彼女の一番の説得力はその美しさで、誰もが最初に惹きつけられるのもその美しさで。歳をとったからといって「劣化」(下品な言葉だ)することは彼女にはきっと許されなかったのだろうなと思うのです。

シュリーデーヴィー自身は整形については断固否定していますし、もちろん真相はわかりません。ただ、メスを入れることはなくてもありとあらゆる方法をとっていたとは思います。いまはいろいろな方法がありますしね。

そんななか、健やかであることよりも完璧に美しくあることを、彼女なら優先させただろうと思います。

おばさん化しても明るく楽しく老いていくほうがいいと私のような凡人は思いますけど、大女優には大女優の強い意志があったはず。

若く美しいまま、シュリーデーヴィーは逝ってしまいました。見事と言ったら不謹慎かもしれないけれど、こんな見事な幕引きがあるでしょうか。

週末、テレビではずっとシュリーデーヴィー追悼で、おかげさまでずいぶん詳しくなりました。いつもすぐ忘れてしまうデーヴァーナーガリー文字の綴りも、彼女の名前の綴りだけは絶対に忘れないくらいたくさん見ました(笑)。

卓越した表現力はダンスだけではなかったんですね。これまでやや敬遠していたこともあって、とても惜しいことをしていたなと思いました。知れば知るほど、もっとこれからの行く末を観たかったと残念でなりません。

駆け抜けた50年のキャリアから逃れて、亡くなったことにして姿を消し、本当はエーゲ海の孤島を買い取って、心許した使用人にかしずかれて優雅な余生を送っているのではないかと、ふとそんな妄想までよぎります。
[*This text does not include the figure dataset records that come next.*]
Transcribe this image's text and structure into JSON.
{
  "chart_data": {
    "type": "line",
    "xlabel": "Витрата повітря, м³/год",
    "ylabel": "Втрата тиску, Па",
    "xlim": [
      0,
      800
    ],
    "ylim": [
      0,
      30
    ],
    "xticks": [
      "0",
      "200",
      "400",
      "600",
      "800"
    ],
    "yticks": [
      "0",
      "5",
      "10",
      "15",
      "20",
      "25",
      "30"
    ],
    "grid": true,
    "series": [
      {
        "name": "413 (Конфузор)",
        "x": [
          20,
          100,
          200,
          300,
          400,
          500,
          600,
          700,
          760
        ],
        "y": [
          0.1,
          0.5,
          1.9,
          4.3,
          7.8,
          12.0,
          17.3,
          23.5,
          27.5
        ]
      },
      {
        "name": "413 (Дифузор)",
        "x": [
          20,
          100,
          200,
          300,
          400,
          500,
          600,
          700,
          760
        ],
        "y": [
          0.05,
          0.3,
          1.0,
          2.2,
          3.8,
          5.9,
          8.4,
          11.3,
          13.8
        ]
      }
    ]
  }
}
そうだといいな。ほんとうに、おつかれさま。

Rest in Peace.

追記: すっごい関係ないのですけど、幼稚園児並みの文字読み取りレベルを少しでも向上させようと、英語放送ではなくあえてヒンディー語放送を観ているのですが、1文字ずつ一生懸命読んだ文字が「Superstar SrideviのSuperhit 15曲」とか「Tamilnadu State Award」とか、英語のデーヴァナーガリー文字転換だったりして、ものすごく脱力します。日本語のカタカナ書きと一緒ね……。